Uitdagingen, obsessies en fascinaties

16 juni 2020
Het zijn uitdagende tijden voor de wereld en dus ook voor de kunst en voor de poëzie. Debatten die zich centeren rondom kwesties als het klimaatprobleem, migratiestromen, seksueel misbruik, racisme en discriminatie op grond van gender en sekse, spelen zich af in het hart van de maatschappij, en de gewone burger neemt via sociale media actief deel aan deze debatten. De burger is met andere woorden een politieke factor geworden, de individuele stem wordt gehoord. Een begrip dat in dit verband steeds weer opduikt, is ‘identiteit’: wat is een ‘nationale’ identiteit, wat is een natie? Wie of wat ben ik, als uniek individu, wie wil ik zijn of worden en hoe vloeibaar is mijn ‘ik’? Wat is mijn overtuiging, wat is mijn geschiedenis en met welk verleden wil ik mij associëren? Veel jonge kunstenaars, theatermakers, schrijvers en dichters, die zich uiteraard niet buiten maar middenin die snel veranderende actualiteit bevinden, lijken zich op de een of andere manier expliciet met deze vragen bezig te houden.
Hoe schrijf je poëzie die niet alleen draait om vorm en om stijl, om de taal en om het ambacht, maar die ook relevant is, en allerlei urgente kwesties bij de horens vat? In het Nederlandse taalgebied kiest een toenemend aantal jonge dichters voor de persoonlijke leefwereld en de eigen blik als vertrekpunt – geen wonder dat ook in Nederland een genre als spoken word een groeiende populariteit kent. Het resultaat is een type poëzie met een sterk narratief karakter. Individuele gedichten vertellen in onderlinge samenhang een verhaal waarin het lyrische, het prozaïsche en het essayistische nadrukkelijk naast en door elkaar bestaan. In enkele gevallen worden bundels zelfs nadrukkelijk als ‘onderzoek’ gepresenteerd. Dat wil niet zeggen dat men kiest voor de autobiografische invalshoek, maar wel dat het individuele verhaal wordt verkozen boven universele, zogenaamd algemeen geldige waarheden.
Veel nieuwe poëzie lijkt doordrongen van het inzicht dat de macht en de kennis van het subject in alle opzichten beperkt is, maar dat je dat inzicht vervolgens kan problematiseren in de poëzie die je schrijft. De lezer wordt aangespoord om actief mee te denken en te kijken.
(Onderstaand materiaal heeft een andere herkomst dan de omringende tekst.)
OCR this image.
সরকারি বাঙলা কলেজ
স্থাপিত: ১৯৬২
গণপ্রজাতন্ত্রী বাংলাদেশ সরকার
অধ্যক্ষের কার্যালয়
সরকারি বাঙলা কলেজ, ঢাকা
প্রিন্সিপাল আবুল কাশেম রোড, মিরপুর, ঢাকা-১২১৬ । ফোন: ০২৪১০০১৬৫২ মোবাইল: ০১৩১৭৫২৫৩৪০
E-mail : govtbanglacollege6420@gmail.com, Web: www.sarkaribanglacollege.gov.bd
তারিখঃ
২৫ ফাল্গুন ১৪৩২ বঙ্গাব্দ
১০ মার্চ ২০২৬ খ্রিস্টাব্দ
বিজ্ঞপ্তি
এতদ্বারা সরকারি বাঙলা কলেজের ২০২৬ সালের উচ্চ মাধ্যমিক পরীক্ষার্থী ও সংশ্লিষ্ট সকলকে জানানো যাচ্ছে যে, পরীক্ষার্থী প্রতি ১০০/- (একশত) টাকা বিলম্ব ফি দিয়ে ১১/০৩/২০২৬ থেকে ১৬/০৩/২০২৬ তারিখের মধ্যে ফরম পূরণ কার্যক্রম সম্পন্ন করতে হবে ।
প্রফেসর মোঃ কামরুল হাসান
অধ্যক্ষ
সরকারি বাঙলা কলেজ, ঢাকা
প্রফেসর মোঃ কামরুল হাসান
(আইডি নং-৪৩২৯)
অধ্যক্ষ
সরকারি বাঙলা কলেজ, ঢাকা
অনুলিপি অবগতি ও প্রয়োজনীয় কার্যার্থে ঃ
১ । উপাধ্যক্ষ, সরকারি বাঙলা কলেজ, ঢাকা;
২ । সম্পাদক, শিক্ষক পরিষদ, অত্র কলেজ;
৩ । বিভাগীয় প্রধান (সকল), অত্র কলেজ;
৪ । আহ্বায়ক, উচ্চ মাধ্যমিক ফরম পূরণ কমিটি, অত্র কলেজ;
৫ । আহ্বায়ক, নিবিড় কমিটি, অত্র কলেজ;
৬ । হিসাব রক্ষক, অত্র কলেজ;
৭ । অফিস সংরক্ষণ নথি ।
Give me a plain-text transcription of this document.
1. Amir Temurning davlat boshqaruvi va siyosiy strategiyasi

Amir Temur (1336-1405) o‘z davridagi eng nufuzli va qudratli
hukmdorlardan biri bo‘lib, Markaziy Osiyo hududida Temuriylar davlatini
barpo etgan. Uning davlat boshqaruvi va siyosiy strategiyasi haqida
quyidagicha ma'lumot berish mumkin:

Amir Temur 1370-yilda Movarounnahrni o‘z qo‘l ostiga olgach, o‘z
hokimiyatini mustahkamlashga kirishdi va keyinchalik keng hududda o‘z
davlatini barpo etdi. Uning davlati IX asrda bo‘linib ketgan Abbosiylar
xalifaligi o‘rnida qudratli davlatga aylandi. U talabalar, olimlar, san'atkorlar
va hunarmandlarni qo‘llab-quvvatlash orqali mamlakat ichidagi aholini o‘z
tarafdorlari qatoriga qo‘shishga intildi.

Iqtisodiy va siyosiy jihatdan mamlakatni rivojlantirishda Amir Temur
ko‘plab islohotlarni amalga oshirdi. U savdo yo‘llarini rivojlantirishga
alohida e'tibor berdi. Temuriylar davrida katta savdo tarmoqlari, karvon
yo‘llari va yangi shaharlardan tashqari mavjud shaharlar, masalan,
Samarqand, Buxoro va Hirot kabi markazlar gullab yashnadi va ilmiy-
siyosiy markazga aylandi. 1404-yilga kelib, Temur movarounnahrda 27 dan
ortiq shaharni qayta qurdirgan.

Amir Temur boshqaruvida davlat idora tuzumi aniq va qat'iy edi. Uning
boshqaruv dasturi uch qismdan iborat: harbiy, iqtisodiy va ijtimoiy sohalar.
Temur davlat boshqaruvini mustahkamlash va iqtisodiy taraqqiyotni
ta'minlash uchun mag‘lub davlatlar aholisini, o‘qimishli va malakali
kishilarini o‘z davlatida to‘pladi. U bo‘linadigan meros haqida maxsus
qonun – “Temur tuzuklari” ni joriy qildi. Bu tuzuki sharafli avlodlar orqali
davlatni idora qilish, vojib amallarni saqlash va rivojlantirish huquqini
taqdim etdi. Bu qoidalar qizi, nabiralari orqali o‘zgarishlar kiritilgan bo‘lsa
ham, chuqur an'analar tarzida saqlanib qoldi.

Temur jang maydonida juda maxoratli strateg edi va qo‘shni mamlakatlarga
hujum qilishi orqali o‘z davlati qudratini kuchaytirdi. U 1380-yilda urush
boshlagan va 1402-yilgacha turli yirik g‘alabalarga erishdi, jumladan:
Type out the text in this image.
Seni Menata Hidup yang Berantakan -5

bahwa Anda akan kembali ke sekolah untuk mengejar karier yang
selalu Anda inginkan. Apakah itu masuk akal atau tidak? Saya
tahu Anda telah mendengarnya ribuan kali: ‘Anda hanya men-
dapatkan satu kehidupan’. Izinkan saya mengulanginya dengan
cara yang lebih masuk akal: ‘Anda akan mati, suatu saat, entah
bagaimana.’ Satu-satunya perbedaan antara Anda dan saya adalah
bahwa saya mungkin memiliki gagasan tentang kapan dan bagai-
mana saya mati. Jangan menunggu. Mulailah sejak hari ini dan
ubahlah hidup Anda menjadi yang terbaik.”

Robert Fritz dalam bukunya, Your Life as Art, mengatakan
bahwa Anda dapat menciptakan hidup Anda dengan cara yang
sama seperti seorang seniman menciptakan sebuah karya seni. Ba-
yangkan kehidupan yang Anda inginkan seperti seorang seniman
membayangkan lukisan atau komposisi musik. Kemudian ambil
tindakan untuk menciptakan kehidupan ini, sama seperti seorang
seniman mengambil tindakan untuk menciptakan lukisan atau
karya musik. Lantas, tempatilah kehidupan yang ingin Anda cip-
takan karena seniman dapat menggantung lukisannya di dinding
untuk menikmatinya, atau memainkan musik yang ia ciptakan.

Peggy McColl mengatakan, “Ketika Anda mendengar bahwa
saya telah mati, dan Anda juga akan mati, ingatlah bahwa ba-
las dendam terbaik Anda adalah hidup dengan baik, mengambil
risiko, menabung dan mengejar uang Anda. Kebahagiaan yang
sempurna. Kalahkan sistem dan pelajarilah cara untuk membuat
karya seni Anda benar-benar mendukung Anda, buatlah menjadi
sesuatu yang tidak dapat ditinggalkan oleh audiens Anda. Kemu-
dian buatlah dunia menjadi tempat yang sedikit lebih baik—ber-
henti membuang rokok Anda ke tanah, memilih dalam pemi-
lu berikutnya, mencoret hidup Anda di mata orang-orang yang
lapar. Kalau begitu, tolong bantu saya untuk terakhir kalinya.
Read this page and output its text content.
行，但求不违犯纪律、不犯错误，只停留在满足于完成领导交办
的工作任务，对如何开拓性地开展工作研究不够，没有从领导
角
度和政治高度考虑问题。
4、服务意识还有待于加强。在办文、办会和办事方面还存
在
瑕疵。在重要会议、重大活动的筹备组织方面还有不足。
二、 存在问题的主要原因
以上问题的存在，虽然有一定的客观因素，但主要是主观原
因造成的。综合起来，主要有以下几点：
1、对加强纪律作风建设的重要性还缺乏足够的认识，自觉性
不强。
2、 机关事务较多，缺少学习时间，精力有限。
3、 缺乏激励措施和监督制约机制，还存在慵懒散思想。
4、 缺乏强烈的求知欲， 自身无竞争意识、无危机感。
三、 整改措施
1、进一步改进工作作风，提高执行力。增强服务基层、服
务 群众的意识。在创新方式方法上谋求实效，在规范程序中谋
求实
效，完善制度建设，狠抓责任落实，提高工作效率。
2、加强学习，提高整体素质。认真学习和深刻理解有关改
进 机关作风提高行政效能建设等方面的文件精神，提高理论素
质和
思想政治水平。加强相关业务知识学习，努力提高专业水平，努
Het is een opvallende tendens in de nieuwe poëzie, maar uiteraard is dat niet het hele verhaal. De poëzie bloeit als nooit tevoren, en juist haar diversiteit laat dat zien. Toegankelijke poëzie staat naast de nog altijd bloeiende hermetische traditie, politieke en maatschappijkritische gedichten staan naast apolitiek werk. Een aantal jonge dichters schrijft ambitieuze, meanderende en woordrijke gedichten vol gevatte beelden en vergelijkingen, andere dichters zijn bedrijvig op de korte baan. De ene dichter blijft in de buurt van de spreektaal, een andere maakt de alledaagse taal opnieuw vreemd. De ene aanpak lijkt niet langer populairder, succesvoller of meer geprezen dan de ander – de tijd van duidelijk overheersende modes is, voorlopig althans, voorbij.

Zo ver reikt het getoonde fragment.